For anyone needing FHA training, don’t forget that the California Mortgage Bankers Association (CMBA) and CampusMBA, the education department of the Mortgage Bankers Association (MBA), is offering two workshops. “March 23, 2009: FHA Fundamentals Workshop in Santa Ana and March 24, 2009: FHA Underwriting & Operations Workshop in Santa Ana . The courses are separate but offered back-to-back and the details for both are on one flyer here at CMBA.

UBS posted the biggest annual loss in Swiss history and said it would cut a further 2,000 investment banking jobs. UBS lost $7 billion in the 4th quarter, but also said that net new money turned positive in both wealth and asset management in January, after three consecutive negative quarters.

“Early this week” is what legislators are saying about the Senate vote on the stimulus bill. Remember, however, that even if it passes, the differences between their bill and the House bill need to be worked out. Last Friday Senate Republicans and Democrats cut back the package, and Senate Democrats (who control the chamber with a 58-41 majority) were able to close off debate yesterday. If approved as expected, the package would go to a vote today.  A $35.5 billion measure would create a new tax credit equal to 10% of a primary-home purchase, up to $15,000. The House bill has much smaller $2.5 billion housing provision, which would waive the repayment requirement for a $7,500 tax credit that already exists for first-time home buyers. The difference needs to be ironed out.

Fortunately we are seeing some buying in the fixed-income markets, and rates have crept back down. Yesterday, in a speech, FHFA Director Lockhart said Fannie/Freddie may need more than the $200 billion already pledged by the US Government if the housing market continues to deteriorate. Once again there is no scheduled economic news, but rates have dropped: the 10-yr is back to 2.94% and mortgage prices are better by .250 or more. Apparently, there is some sense that today’s $32 billion 3-yr Treasury auction will generate investor demand. Will the US Government turn around and buy the Treasury instruments? I can’t quite figure that one out, but perhaps Fed Chairman Ben Bernanke will help explain things when he testifies today before the House Financial Services Committee on the Fed’s lending programs at 1PM EST. We also have Treasury Secretary Timothy Geithner testifying before the Senate at 10AM EST on the oversight of the financial rescue plan before outlining the details an hour later.

Wanda’s dishwasher quit working so she called in a repairman.
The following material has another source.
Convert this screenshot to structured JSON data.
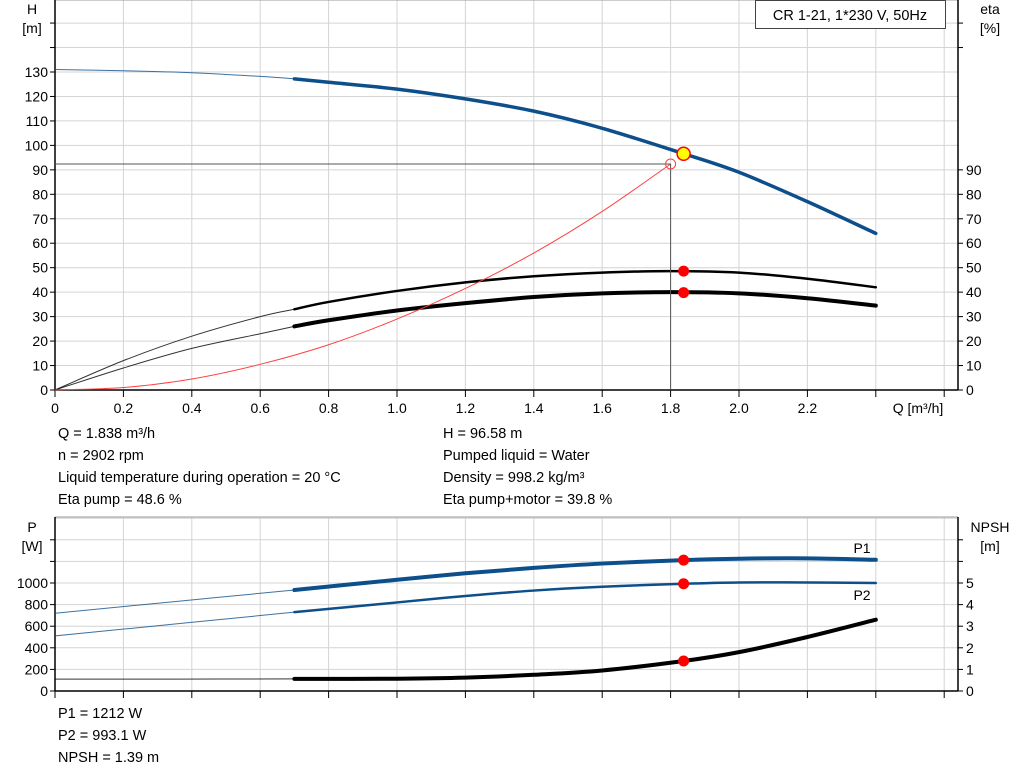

Since she had to go to work the next day, she told the repairman, “I’ll leave the key under the mat. Fix the dishwasher, leave the bill on the counter, and I’ll mail you a check. Oh, by the way don’t worry about my dog Spike. He won’t bother you. But, whatever you do, do NOT, under ANY circumstances, talk to my parrot!”

“I MUST STRESS TO YOU:  DO NOT TALK TO MY PARROT!!!”

When the repairman arrived at Wanda’s apartment the following day, he discovered the biggest, meanest looking dog he has ever seen. But, just as she had said, the dog just lay there on the carpet watching the repairman go about his work. The parrot, however, drove him nuts the whole time with his incessant yelling, cursing and name calling.
Finally the repairman couldn’t contain himself any longer and yelled, “Shut up, you stupid, ugly bird!”
To which the parrot calmly replied, “Get him Spike!”